Whilst 74 per cent of Gen X respondents say they’d like an investment property, a major concern for 21 per cent is the fear that it can be tricky to secure a loan.
Ms Pretty says it’s understandable people are frustrated given that lenders have recently tightened their lending policies and increased rates for investors.
“This has been in response to regulator concerns about the risks associated with over-exposure to this sector of the market,” she says.
“However, it is certainly still possible to obtain finance for investment properties from a number of lenders, people just need to make the effort to hunt around and compare deals.”
Interestingly, the vast majority of Millenials aged 18-24 are already looking towards the future with a huge 81 per cent saying they’d like to buy an investment property at some point.
However, the main worry for this age bracket is the issue of bad credit.
Some 20 per cent say they’re not sure their credit rating will be good enough for a bank to give them an investment mortgage, whenever that may be.
“Young people need to be aware that if they have missed a credit card repayment, or a late phone bill notification happens to make it onto their credit report, it’ll be there for five years,” says Ms Pretty.
“Some lenders will exercise some tolerance and ‘excuse’ such indiscretions within that five-year period, although you’re likely to be paying a higher interest rate.”
However, Ms Petty adds that if you do have a bad credit score, most ‘damage’ to your history is usually repairable in time.
“Given the amount of bad credit currently in the market, we regularly write loans for people who have poor scores and try to work with their situation. However the safest bet is not to allow a black mark against your name to begin with.”

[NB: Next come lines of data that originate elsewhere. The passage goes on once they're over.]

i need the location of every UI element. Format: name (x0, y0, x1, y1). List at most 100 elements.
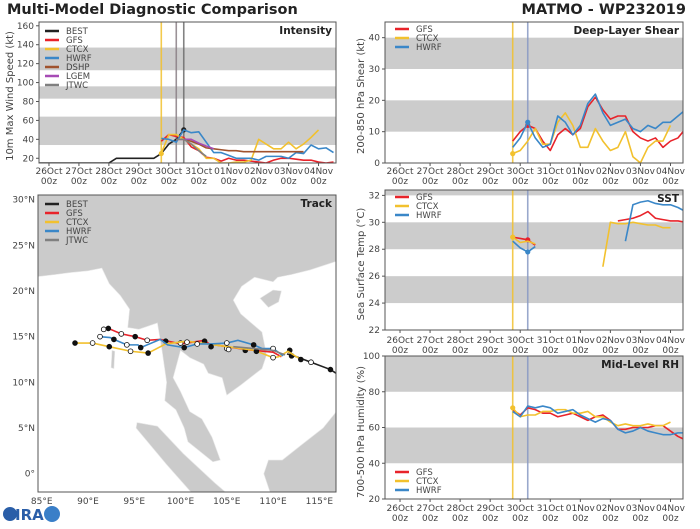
landmass-andaman (110, 349, 116, 370)
x-tick-date: 03Nov (626, 504, 656, 514)
x-tick-date: 02Nov (596, 167, 626, 177)
x-tick-date: 31Oct (537, 167, 564, 177)
lat-tick-label: 30°N (12, 196, 35, 206)
y-axis-label: 200-850 hPa Shear (kt) (356, 38, 367, 154)
track-panel: 85°E 90°E 95°E 100°E 105°E 110°E 115°E 0° 5°N 10°… (12, 194, 337, 507)
track-point-ctcx (298, 356, 304, 363)
shaded-band (385, 190, 683, 196)
x-tick-hour: 00z (542, 346, 558, 356)
y-tick-label: 26 (369, 272, 381, 282)
y-tick-label: 30 (369, 65, 381, 75)
x-tick-hour: 00z (452, 177, 468, 187)
data-point-hwrf (525, 119, 531, 125)
y-tick-label: 20 (369, 96, 381, 106)
y-tick-label: 60 (369, 424, 381, 434)
x-tick-date: 04Nov (304, 167, 334, 177)
x-tick-hour: 00z (602, 514, 618, 524)
x-tick-date: 28Oct (447, 167, 474, 177)
y-tick-label: 100 (17, 79, 34, 89)
y-tick-label: 80 (23, 97, 35, 107)
shaded-band (39, 86, 336, 99)
x-tick-date: 30Oct (155, 167, 182, 177)
series-line-ctcx (512, 407, 671, 427)
map-frame (37, 194, 337, 493)
logo-wave-icon (44, 506, 60, 522)
x-tick-hour: 00z (280, 177, 296, 187)
x-tick-date: 27Oct (417, 336, 444, 346)
track-point-best (327, 366, 334, 373)
track-point-hwrf (250, 342, 257, 348)
legend-label-lgem: LGEM (66, 72, 90, 82)
lat-tick-label: 0° (25, 470, 35, 480)
lat-tick-label: 15°N (12, 333, 35, 343)
lon-tick-label: 85°E (31, 497, 53, 507)
legend-label-gfs: GFS (66, 36, 83, 46)
panel-label: Intensity (279, 25, 332, 37)
x-tick-date: 31Oct (537, 504, 564, 514)
plot-area (385, 190, 683, 330)
track-point-hwrf (208, 343, 214, 350)
legend-label-hwrf: HWRF (66, 54, 92, 64)
x-tick-hour: 00z (542, 514, 558, 524)
x-tick-date: 01Nov (566, 504, 596, 514)
shaded-band (385, 356, 683, 392)
x-tick-date: 26Oct (35, 167, 62, 177)
legend-label-ctcx: CTCX (66, 45, 89, 55)
x-tick-hour: 00z (392, 346, 408, 356)
panel-label: Track (301, 198, 333, 210)
x-tick-hour: 00z (662, 346, 678, 356)
series-line-hwrf (161, 129, 334, 161)
track-point-gfs (105, 325, 112, 332)
y-tick-label: 24 (369, 299, 381, 309)
shaded-band (385, 276, 683, 304)
logo-globe-icon (3, 507, 17, 521)
x-tick-date: 29Oct (477, 504, 504, 514)
x-tick-date: 03Nov (626, 336, 656, 346)
intensity-panel: 2040608010012014016026Oct00z27Oct00z28Oc… (5, 21, 337, 187)
plot-area (385, 22, 683, 163)
shaded-band (385, 37, 683, 69)
y-tick-label: 100 (363, 352, 380, 362)
x-tick-date: 04Nov (656, 336, 686, 346)
track-point-hwrf (181, 344, 188, 351)
lat-tick-label: 5°N (18, 424, 35, 434)
lon-tick-label: 90°E (77, 497, 99, 507)
track-line-jtwc (233, 345, 286, 356)
x-tick-date: 27Oct (417, 167, 444, 177)
legend-label-ctcx: CTCX (416, 34, 439, 44)
x-tick-date: 30Oct (507, 336, 534, 346)
legend-label-hwrf: HWRF (416, 486, 442, 496)
x-tick-hour: 00z (482, 514, 498, 524)
y-tick-label: 120 (17, 60, 34, 70)
series-line-ctcx (512, 112, 672, 163)
x-tick-date: 28Oct (447, 336, 474, 346)
plot-area (39, 22, 336, 163)
legend-label-ctcx: CTCX (416, 202, 439, 212)
x-tick-hour: 00z (512, 514, 528, 524)
x-tick-hour: 00z (422, 177, 438, 187)
x-tick-hour: 00z (131, 177, 147, 187)
x-tick-hour: 00z (632, 177, 648, 187)
series-line-ctcx (602, 221, 671, 267)
y-tick-label: 20 (369, 495, 381, 505)
series-line-hwrf (512, 93, 683, 149)
lon-tick-label: 115°E (306, 497, 334, 507)
legend-label-hwrf: HWRF (416, 43, 442, 53)
x-tick-hour: 00z (572, 346, 588, 356)
legend-label-best: BEST (66, 200, 89, 210)
x-tick-hour: 00z (452, 514, 468, 524)
track-point-hwrf (97, 333, 103, 340)
series-line-hwrf (624, 199, 683, 242)
x-tick-hour: 00z (482, 346, 498, 356)
lat-tick-label: 25°N (12, 241, 35, 251)
y-tick-label: 28 (369, 245, 381, 255)
track-point-ctcx (106, 343, 113, 350)
series-line-best (39, 129, 185, 163)
axes-frame (384, 21, 684, 164)
series-line-jtwc (176, 138, 207, 158)
x-tick-date: 28Oct (447, 504, 474, 514)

For those still wondering whether to take the plunge, Ms Pretty says the key to success with any investment strategy is knowledge.
“Start researching the property market movements so you can begin to identify areas that might provide great investment returns,” she suggests.
“Talk to a buyer’s agent or other real estate experts about areas you’re interested in, and visit an accountant or financial planner to help you work out whether investing in property is best for your situation.”